I think there is a flaw in this reasoning:
Let $M$ be an $m$-dimensional smooth manifold. We define the vector structure of $T_{p}M$ to be such that for a given (or really any - this does not depend on the chart chosen) chart $\phi$, its derivative $\phi^{*}(p)$ is linear. Since $\phi$ is a diffeomorphism, $\phi^{*}$ is known to be bijective (since it is a diffeomorphism), this suffices for it to be a isomorphism. Thus, with such a structure, $T_{p}M$ is isomorphic to $\mathbb{R}^{m}$.
The flaw being when I say that "Since $\phi$ is a diffeomorphism, $\phi^{*}$ is known to be bijective (since it is a diffeomorphism)". I would like to confirm that this is wrong, and know how to fix the argument, i.e how do we define the vector structure of $T_pM$ forcing the derivative of a chart to be linear.

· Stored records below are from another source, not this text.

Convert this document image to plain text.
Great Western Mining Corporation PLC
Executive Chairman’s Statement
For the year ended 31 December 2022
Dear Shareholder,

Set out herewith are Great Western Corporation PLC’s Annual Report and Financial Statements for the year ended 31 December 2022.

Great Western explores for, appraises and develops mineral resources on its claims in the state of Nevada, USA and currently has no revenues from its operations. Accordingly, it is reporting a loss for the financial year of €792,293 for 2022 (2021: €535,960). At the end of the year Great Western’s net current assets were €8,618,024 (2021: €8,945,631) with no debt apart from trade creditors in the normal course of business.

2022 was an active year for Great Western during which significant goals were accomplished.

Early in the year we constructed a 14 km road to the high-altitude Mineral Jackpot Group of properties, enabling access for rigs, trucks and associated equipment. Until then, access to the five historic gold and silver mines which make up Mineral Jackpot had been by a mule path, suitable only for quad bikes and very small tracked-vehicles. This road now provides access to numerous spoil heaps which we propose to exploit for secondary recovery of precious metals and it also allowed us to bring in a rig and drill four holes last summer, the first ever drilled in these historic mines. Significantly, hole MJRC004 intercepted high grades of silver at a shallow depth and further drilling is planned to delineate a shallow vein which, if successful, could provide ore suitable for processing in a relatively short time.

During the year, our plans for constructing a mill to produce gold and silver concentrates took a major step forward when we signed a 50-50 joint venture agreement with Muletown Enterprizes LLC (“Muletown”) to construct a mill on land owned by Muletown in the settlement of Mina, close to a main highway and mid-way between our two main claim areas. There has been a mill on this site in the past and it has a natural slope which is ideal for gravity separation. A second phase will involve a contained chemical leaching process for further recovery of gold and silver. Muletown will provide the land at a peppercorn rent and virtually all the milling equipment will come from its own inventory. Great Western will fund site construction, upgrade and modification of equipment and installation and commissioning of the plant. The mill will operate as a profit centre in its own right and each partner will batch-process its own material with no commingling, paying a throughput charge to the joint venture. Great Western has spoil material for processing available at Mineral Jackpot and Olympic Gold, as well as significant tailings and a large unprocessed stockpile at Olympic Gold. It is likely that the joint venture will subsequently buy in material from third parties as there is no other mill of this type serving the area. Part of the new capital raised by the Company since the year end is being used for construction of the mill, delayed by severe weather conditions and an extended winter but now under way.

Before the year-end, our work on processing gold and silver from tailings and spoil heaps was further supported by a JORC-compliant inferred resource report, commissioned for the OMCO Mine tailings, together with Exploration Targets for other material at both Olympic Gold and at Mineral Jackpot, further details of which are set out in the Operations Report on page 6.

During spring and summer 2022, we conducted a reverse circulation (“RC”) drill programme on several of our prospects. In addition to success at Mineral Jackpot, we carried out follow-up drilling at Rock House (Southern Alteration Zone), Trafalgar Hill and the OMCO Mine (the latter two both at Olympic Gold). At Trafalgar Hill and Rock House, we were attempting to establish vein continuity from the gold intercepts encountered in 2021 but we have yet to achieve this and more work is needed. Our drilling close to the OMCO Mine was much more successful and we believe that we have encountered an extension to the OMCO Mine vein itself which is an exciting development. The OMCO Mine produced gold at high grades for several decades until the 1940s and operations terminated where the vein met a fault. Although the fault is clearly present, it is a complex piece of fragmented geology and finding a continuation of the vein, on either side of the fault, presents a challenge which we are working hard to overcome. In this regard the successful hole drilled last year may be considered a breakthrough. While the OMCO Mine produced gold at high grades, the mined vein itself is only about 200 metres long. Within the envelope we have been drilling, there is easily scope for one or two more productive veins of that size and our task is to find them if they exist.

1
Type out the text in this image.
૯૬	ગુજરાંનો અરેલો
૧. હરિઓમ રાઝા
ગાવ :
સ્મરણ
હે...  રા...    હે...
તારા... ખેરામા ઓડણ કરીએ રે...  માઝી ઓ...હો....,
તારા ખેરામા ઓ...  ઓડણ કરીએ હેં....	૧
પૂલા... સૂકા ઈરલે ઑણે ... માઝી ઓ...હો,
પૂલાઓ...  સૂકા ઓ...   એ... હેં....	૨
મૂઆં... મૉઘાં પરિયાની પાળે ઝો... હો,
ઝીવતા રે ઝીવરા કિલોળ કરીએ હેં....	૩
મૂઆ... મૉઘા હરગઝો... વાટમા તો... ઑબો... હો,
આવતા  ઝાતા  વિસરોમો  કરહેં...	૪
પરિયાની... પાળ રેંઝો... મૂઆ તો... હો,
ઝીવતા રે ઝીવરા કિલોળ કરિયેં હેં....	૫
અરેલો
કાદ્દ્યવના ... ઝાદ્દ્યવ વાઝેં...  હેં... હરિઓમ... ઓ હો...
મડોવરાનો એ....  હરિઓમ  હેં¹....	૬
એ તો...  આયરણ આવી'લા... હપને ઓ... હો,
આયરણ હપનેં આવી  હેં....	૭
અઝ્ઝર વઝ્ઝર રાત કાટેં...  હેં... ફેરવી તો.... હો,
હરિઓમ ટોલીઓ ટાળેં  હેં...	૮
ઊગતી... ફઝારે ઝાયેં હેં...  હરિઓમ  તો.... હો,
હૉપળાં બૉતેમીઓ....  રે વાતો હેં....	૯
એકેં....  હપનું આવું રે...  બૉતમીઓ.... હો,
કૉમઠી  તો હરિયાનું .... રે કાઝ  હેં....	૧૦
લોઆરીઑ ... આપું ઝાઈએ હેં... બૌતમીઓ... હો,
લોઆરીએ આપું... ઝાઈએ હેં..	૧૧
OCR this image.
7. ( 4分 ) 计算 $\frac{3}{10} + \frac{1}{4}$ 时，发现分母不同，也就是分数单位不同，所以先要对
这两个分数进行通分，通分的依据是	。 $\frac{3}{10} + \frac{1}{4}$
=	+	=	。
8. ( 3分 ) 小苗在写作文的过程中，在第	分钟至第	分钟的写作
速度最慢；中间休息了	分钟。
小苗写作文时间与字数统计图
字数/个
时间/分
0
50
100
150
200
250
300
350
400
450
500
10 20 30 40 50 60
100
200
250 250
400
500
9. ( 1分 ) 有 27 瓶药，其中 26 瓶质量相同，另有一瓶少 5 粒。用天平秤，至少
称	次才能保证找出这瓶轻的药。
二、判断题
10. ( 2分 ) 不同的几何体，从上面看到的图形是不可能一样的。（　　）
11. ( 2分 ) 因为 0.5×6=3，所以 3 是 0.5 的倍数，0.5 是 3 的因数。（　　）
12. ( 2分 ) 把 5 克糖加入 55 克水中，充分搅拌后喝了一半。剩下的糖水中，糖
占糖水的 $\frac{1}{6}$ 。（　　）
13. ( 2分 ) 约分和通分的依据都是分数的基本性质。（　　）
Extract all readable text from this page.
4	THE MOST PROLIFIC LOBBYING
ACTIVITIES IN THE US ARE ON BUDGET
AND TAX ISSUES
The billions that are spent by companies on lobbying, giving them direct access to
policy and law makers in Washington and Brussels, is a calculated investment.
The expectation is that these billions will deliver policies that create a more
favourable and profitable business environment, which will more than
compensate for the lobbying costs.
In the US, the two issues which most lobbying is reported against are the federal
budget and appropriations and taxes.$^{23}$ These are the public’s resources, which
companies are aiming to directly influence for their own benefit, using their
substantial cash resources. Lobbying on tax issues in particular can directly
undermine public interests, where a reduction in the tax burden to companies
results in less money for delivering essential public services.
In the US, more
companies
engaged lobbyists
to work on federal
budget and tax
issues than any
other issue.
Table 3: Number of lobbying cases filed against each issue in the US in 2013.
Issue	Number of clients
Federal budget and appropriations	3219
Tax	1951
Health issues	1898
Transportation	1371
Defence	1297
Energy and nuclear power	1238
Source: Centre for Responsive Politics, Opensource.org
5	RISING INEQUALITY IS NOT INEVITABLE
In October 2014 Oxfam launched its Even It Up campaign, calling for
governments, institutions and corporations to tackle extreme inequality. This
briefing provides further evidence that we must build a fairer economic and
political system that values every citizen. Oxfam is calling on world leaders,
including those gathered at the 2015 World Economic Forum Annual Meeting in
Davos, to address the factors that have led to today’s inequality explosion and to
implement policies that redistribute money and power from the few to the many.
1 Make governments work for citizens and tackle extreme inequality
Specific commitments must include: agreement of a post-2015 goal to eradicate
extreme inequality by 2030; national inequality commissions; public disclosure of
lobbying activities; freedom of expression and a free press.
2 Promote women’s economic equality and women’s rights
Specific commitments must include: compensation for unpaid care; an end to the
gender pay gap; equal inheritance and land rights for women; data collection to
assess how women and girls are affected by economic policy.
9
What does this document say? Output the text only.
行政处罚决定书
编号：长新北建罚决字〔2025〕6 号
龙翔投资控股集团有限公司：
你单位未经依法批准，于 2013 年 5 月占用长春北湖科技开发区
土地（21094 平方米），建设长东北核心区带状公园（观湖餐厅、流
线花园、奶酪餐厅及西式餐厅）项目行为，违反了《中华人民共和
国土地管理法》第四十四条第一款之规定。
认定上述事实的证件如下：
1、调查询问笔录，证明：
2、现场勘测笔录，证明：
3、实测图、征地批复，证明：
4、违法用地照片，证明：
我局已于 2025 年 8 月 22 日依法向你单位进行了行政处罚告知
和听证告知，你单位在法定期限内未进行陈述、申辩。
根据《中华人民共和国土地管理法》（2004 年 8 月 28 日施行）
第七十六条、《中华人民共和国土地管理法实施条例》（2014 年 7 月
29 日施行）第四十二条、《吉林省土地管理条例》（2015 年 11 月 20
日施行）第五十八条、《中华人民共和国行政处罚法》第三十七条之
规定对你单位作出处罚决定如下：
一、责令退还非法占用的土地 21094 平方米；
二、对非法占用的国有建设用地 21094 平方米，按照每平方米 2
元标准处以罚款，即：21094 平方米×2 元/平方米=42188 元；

First, note that we are only defining a vector structure on $T_{p}M$, not a manifold structure (that too is possible, but the question is only about the argument presented here).
The grammar is bad, but actually "it" refers to $\phi$, not $\phi^*$. And $\phi^*$ - or more accurately, $\phi_p^*$ since we are only talking about $T_pM$ - is bijective because that is part of the definition of $\phi$ being a diffeomorphism.
i.e., we define the vector structure on $T_pM$ to make $\phi_p^*$ a vector space isomorphism. (Note that it says "isomorphism", not "diffeomorphism".)